ST9 MRSA strains carrying a variant of type IX SCCmec identified in the Thai community
1 Centre for Research and Development of Medical Diagnostic Laboratories, Faculty of Associated Medical Sciences, Khon Kaen University, Khon Kaen, Thailand
2 Department of Infection Control Science, Graduate School of Medicine, Juntendo University, Tokyo, Japan
3 Department of Bacteriology, Graduate School of Medicine, Juntendo University, 2-1-1 Hongo Bunkyo-ku, Tokyo 113-8421, Japan
4 Research and Diagnostic Center of Emerging Infectious Diseases and Department of Microbiology, Faculty of Medicine, Khon Kaen University, Khon Kaen, Thailand
5 Veterinary Research and Development (Upper Northeastern) Center, Khon Kaen, Thailand
BMC Infectious Diseases 2013, 13:214 doi:10.1186/1471-2334-13-214Published: 11 May 2013
Infections caused by methicillin-resistant Staphylococcus aureus (MRSA) in Thailand occur most frequently in healthcare facilities. However, reports of community-associated MRSA are limited.

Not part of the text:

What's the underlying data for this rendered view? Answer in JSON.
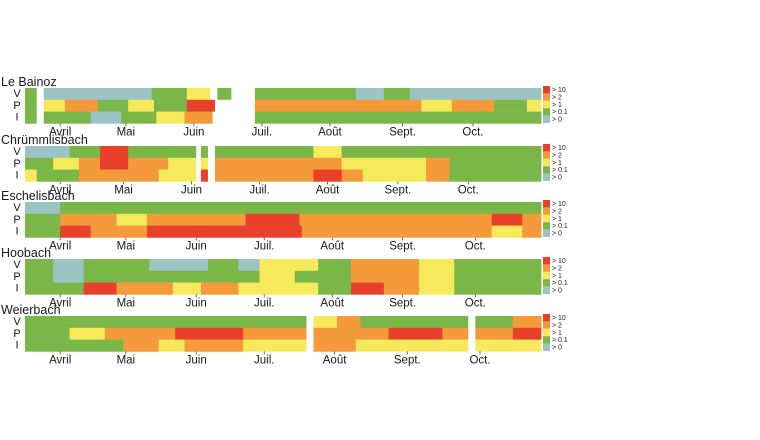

We characterized 14 MRSA isolates from outpatients (O-1 to O-14) by phenotypic and genotypic methods and compared them with 5 isolates from inpatients (I-1 to I-5). Thai MRSA isolates from a healthcare worker (N-1) and a pig (P-1) were also included as ST9 MRSA strains from other sources.
All MRSA isolates from the outpatients and inpatients were multidrug-resistant (resistant to ≥3 classes of antimicrobials). All of them except strains O-2 and I-3 carried type III SCCmec and belonged to agrI, coagulase IV, spa type t037 or t233, which related to ST239. The strain O-2 (JCSC6690) carried type IX SCCmec and belonged to agrII, coagulaseXIc, spa type t337 and ST9, whereas the strain I-3 carried a type III SCCmec and belonged to ST1429. Nucleotide sequence determination revealed that the type IX SCCmec element in strain O-2 was distinct from that in a Thai ST398 strain (JCSC6943) previously identified in 2011; nucleotide identities of ccrA and ccrB were 93 and 91%, respectively and several open reading frames (ORFs) at the joining regions were different. PCR experiments suggested that strain O-2 and N-1 carried similar SCCmec element, whereas that of strain P-1 was different, suggesting that distinct ST9-MRSA–IX clones might be spreading in this province.
The SCCmecIX-ST9 MRSA clones of distinct SCCmec subtypes might have emerged in the Thai community and might also have disseminated into the hospital.